Regierender Bürgermeister vor Ort - Außenminister Steinmeier erschüttert

Der Berliner Regierende Bürgermeister Michael Müller (SPD) sagte, die Situation sei unter Kontrolle. "Was wir hier sehen, ist dramatisch", sagte Müller auf dem Breitscheidplatz. Seine Gedanken seien bei den Familien, die Tote oder Verletzte zu beklagen hätten. Der Sprecher der Bundesregierung Steffen Seibert teilte mit, dass Bundeskanzlerin Angela Merkel mit dem Bürgermeister Müller wegen der Attacke in Kontakt sei.

Bundesaußenminister Frank-Walter Steinmeier zeigte sich tief erschüttert über die "schrecklichen Nachrichten" aus Berlin. "Wir wissen noch nicht mit Gewissheit, was heute Abend wirklich geschehen ist. Die Sicherheitsbehörden arbeiten mit Hochdruck daran, die Unglücksstelle zu sichern und die Täter zu finden", sagte er.

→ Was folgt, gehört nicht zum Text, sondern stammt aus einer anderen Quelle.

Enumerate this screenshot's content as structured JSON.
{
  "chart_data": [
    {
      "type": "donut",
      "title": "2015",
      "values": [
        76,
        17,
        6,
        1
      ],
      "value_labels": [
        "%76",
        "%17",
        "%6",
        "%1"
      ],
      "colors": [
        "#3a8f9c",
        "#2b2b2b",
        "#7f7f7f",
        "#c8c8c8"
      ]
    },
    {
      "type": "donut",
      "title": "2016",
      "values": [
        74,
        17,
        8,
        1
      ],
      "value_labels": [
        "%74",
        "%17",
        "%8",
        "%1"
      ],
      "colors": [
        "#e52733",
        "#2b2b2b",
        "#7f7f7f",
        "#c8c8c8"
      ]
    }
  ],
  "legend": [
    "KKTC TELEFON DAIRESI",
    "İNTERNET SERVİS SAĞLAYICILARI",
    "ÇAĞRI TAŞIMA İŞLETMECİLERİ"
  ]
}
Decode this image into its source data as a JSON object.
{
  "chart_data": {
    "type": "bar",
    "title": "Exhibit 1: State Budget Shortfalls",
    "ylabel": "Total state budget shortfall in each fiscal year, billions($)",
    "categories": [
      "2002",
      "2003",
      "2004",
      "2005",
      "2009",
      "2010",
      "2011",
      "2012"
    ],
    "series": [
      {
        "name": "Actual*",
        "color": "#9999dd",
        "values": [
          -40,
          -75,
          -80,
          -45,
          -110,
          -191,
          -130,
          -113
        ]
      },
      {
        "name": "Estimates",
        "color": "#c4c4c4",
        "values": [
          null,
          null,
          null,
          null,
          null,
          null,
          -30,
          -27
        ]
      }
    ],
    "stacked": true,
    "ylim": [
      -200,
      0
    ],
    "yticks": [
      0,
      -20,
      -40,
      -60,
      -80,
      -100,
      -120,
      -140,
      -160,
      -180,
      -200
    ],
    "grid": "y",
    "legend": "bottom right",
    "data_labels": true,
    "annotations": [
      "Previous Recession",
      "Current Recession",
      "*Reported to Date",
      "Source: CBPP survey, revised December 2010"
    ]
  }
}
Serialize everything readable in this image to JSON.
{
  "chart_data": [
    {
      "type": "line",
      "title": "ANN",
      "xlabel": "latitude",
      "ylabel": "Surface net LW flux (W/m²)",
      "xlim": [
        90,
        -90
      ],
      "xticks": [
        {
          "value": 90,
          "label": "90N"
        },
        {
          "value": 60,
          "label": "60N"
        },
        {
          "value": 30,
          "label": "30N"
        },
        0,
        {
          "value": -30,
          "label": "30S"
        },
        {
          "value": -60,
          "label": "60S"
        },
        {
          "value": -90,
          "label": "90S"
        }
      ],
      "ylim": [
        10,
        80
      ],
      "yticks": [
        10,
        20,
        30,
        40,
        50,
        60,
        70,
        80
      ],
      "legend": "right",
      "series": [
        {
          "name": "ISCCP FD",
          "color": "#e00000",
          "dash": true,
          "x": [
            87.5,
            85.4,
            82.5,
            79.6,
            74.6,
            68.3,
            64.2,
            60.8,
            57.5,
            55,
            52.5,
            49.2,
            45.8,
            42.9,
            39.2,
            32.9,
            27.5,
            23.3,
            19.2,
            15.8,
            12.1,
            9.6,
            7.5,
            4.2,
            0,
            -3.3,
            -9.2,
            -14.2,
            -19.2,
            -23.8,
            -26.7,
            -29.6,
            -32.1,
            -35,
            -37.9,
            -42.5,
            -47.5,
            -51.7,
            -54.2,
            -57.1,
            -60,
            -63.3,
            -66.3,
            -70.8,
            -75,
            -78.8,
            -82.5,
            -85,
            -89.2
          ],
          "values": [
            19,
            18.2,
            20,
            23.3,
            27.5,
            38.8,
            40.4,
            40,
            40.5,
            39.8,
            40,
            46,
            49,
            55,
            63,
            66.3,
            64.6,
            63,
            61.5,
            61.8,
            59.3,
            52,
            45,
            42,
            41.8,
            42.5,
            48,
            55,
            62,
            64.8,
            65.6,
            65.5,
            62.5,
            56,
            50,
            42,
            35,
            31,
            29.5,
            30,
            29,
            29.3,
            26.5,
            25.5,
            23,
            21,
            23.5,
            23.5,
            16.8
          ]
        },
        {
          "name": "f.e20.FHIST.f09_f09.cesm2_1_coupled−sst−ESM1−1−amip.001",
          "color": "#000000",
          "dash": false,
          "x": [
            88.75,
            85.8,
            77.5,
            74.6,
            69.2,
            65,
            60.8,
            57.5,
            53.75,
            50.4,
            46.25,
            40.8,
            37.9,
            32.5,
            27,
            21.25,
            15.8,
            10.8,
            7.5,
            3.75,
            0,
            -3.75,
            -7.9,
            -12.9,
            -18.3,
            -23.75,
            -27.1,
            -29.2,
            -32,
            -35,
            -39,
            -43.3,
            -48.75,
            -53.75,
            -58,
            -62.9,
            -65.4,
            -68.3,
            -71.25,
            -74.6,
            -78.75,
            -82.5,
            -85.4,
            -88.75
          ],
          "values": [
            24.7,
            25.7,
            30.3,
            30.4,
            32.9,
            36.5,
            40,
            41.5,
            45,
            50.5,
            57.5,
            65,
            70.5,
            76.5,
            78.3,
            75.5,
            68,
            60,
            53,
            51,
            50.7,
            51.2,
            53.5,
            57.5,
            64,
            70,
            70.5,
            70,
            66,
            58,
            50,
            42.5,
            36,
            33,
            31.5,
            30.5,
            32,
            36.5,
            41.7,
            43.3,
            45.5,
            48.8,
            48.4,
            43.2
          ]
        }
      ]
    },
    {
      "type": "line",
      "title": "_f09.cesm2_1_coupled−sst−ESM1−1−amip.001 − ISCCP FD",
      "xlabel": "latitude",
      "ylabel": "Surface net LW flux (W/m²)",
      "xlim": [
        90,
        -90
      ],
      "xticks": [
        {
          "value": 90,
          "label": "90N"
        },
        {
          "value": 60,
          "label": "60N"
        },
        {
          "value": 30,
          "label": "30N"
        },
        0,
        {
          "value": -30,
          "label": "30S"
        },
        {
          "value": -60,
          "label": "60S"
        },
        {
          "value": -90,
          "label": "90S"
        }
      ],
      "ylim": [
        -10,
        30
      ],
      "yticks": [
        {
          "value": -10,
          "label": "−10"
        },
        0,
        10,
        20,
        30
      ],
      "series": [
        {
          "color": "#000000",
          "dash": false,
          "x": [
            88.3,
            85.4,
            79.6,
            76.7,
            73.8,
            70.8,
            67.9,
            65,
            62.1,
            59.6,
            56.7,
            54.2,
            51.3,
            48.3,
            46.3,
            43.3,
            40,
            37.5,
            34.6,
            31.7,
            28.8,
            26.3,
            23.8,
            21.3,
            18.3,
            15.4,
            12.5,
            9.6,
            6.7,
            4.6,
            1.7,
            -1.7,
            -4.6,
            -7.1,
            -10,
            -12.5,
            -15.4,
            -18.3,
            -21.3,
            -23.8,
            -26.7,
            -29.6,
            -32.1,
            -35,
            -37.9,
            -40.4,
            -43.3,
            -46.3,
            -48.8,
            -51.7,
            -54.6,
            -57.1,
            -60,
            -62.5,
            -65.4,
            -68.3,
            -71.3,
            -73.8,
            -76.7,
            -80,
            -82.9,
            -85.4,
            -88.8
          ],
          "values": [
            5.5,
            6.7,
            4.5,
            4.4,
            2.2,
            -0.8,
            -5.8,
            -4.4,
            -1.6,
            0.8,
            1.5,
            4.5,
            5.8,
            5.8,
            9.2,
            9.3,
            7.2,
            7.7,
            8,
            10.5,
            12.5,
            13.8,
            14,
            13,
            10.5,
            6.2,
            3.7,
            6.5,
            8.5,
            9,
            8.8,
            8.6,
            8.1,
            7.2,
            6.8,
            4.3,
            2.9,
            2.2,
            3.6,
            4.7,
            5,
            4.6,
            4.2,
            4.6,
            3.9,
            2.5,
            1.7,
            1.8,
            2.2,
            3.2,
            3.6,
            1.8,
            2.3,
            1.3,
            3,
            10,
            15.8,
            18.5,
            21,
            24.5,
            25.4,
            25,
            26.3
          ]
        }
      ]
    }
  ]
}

Innenminister de Maizière: Es spricht viel für einen Anschlag

Berlins Innensenator Andreas Geisel (SPD) sagte in der ARD auf die Frage, ob weiter Gefahr bestehe: "Davon gehen wir nicht aus." Der Tathergang spreche sowohl für einen Unfall als auch für einen Anschlag.

Bundesinnenminister Thomas de Maizière (CDU) sagte zu den Ereignissen in Berlin: "Ich möchte im Moment noch nicht das Wort Anschlag in den Mund nehmen, obwohl viel dafür spricht", sagte er am späten Abend in der ARD. Er wolle gemeinsam mit den Berliner Behörden erst Klarheit haben, was geschehen sei. "Über die Hintergründe und den Hergang wissen wir noch nichts Endgültiges." Von der Wortwahl gehe auch eine psychologische Wirkung für das ganze Land aus. "Da wollen wir sehr, sehr vorsichtig sein und hart an den tatsächlichen Ermittlungsergebnissen operieren, nicht mit Spekulationen", sagte de Maizière.

Bundespräsident Joachim Gauck sagte: "Das ist ein schlimmer Abend für Berlin und unser Land, der mich wie zahllose Menschen sehr bestürzt." Auch die EU-Außenbeauftragte Federica Mogherini zeigte sich erschüttert. "Europa einmal mehr getroffen", twitterte sie.